Am 24. Mai stellte das Bildungsministerium eine neue Schulordnung für den inklusiven Unterricht sowie eine modernisierte Förderschulordnung vor. Ich bin ehrlich zu Ihnen: Nach der Veröffentlichung ging ein Aufschrei durch die Reihen der Eltern, Lehrkräfte, Verbände und auch die Reihen meiner Fraktion. Noch so oft können Sie, liebe Frau Dr. Hubig, betonen, dass keine Schließung von Förderschulen beabsichtigt ist. Dieses Statement ist nicht nur der Pressemitteilung vom 24. Mai zu entnehmen, sondern auch der Antwort auf die Kleine Anfrage vom 13. Juni.
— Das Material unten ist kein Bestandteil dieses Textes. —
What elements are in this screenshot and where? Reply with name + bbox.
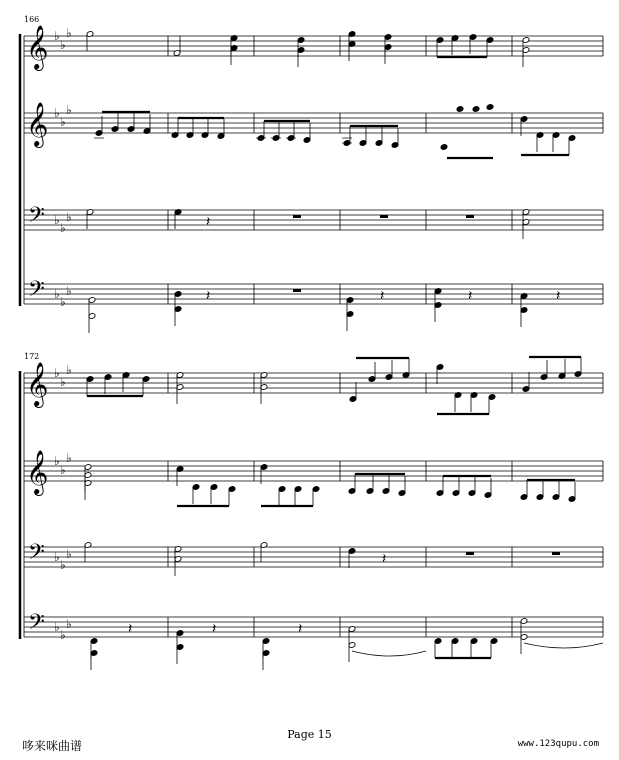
flat-icon: ♭: [66, 451, 72, 465]
tie: [524, 643, 603, 648]
quarter-rest-icon: 𝄽: [212, 621, 217, 637]
flat-icon: ♭: [54, 29, 60, 43]
quarter-rest-icon: 𝄽: [380, 288, 385, 304]
flat-icon: ♭: [54, 366, 60, 380]
notehead: [472, 106, 480, 113]
whole-rest-icon: [293, 215, 301, 218]
notehead: [440, 144, 448, 151]
bass-clef-icon: 𝄢: [28, 540, 45, 570]
flat-icon: ♭: [60, 295, 66, 309]
flat-icon: ♭: [60, 628, 66, 642]
flat-icon: ♭: [54, 213, 60, 227]
flat-icon: ♭: [54, 287, 60, 301]
whole-rest-icon: [380, 215, 388, 218]
treble-clef-icon: 𝄞: [26, 450, 49, 494]
treble-clef-icon: 𝄞: [26, 362, 49, 406]
whole-rest-icon: [552, 552, 560, 555]
bass-clef-icon: 𝄢: [28, 203, 45, 233]
whole-rest-icon: [466, 552, 474, 555]
bass-clef-icon: 𝄢: [28, 277, 45, 307]
measure-number-system-1: 166: [24, 15, 40, 24]
quarter-rest-icon: 𝄽: [128, 621, 133, 637]
notehead: [456, 106, 464, 113]
treble-clef-icon: 𝄞: [26, 102, 49, 146]
flat-icon: ♭: [60, 463, 66, 477]
flat-icon: ♭: [54, 550, 60, 564]
treble-clef-icon: 𝄞: [26, 25, 49, 69]
quarter-rest-icon: 𝄽: [298, 621, 303, 637]
flat-icon: ♭: [60, 558, 66, 572]
quarter-rest-icon: 𝄽: [206, 214, 211, 230]
quarter-rest-icon: 𝄽: [206, 288, 211, 304]
flat-icon: ♭: [66, 617, 72, 631]
flat-icon: ♭: [66, 363, 72, 377]
flat-icon: ♭: [66, 284, 72, 298]
whole-rest-icon: [466, 215, 474, 218]
site-url: www.123qupu.com: [517, 739, 599, 749]
flat-icon: ♭: [66, 103, 72, 117]
flat-icon: ♭: [54, 106, 60, 120]
notehead: [486, 104, 494, 111]
flat-icon: ♭: [60, 115, 66, 129]
quarter-rest-icon: 𝄽: [382, 551, 387, 567]
tie: [352, 651, 426, 656]
quarter-rest-icon: 𝄽: [468, 288, 473, 304]
whole-rest-icon: [293, 289, 301, 292]
quarter-rest-icon: 𝄽: [556, 288, 561, 304]
page-number: Page 15: [287, 728, 332, 741]
flat-icon: ♭: [60, 221, 66, 235]
flat-icon: ♭: [54, 620, 60, 634]
flat-icon: ♭: [66, 547, 72, 561]
flat-icon: ♭: [54, 454, 60, 468]
flat-icon: ♭: [66, 26, 72, 40]
bass-clef-icon: 𝄢: [28, 610, 45, 640]
flat-icon: ♭: [60, 375, 66, 389]
measure-number-system-2: 172: [24, 352, 40, 361]
flat-icon: ♭: [66, 210, 72, 224]
flat-icon: ♭: [60, 38, 66, 52]
site-name: 哆来咪曲谱: [22, 739, 83, 753]
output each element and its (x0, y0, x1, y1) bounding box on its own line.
Aber es gibt einen Unterschied zwischen Vorsatz und Fahrlässigkeit. Vorsatz unterstelle ich nicht, aber ich möchte eindringlich vor der Fahrlässigkeit warnen. Mit dieser sogenannten Modernisierung werden die Förderschulen in unserem Land de facto geschwächt. Aber noch viel schwerwiegender: Man nimmt den Kindern mit sonderpädagogischem Bedarf die Chance auf eine frühestmögliche umfassende Förderung – beispielsweise an Förderschulen. Denn die neuen Regelungen sehen vor, dass alle Schüler zunächst am Regelunterricht in der 1. und 5. Klasse teilnehmen und erst zu Beginn der 2. bzw. 6. Klasse die Feststellung eines spezifischen Förderbedarfs erfolgt.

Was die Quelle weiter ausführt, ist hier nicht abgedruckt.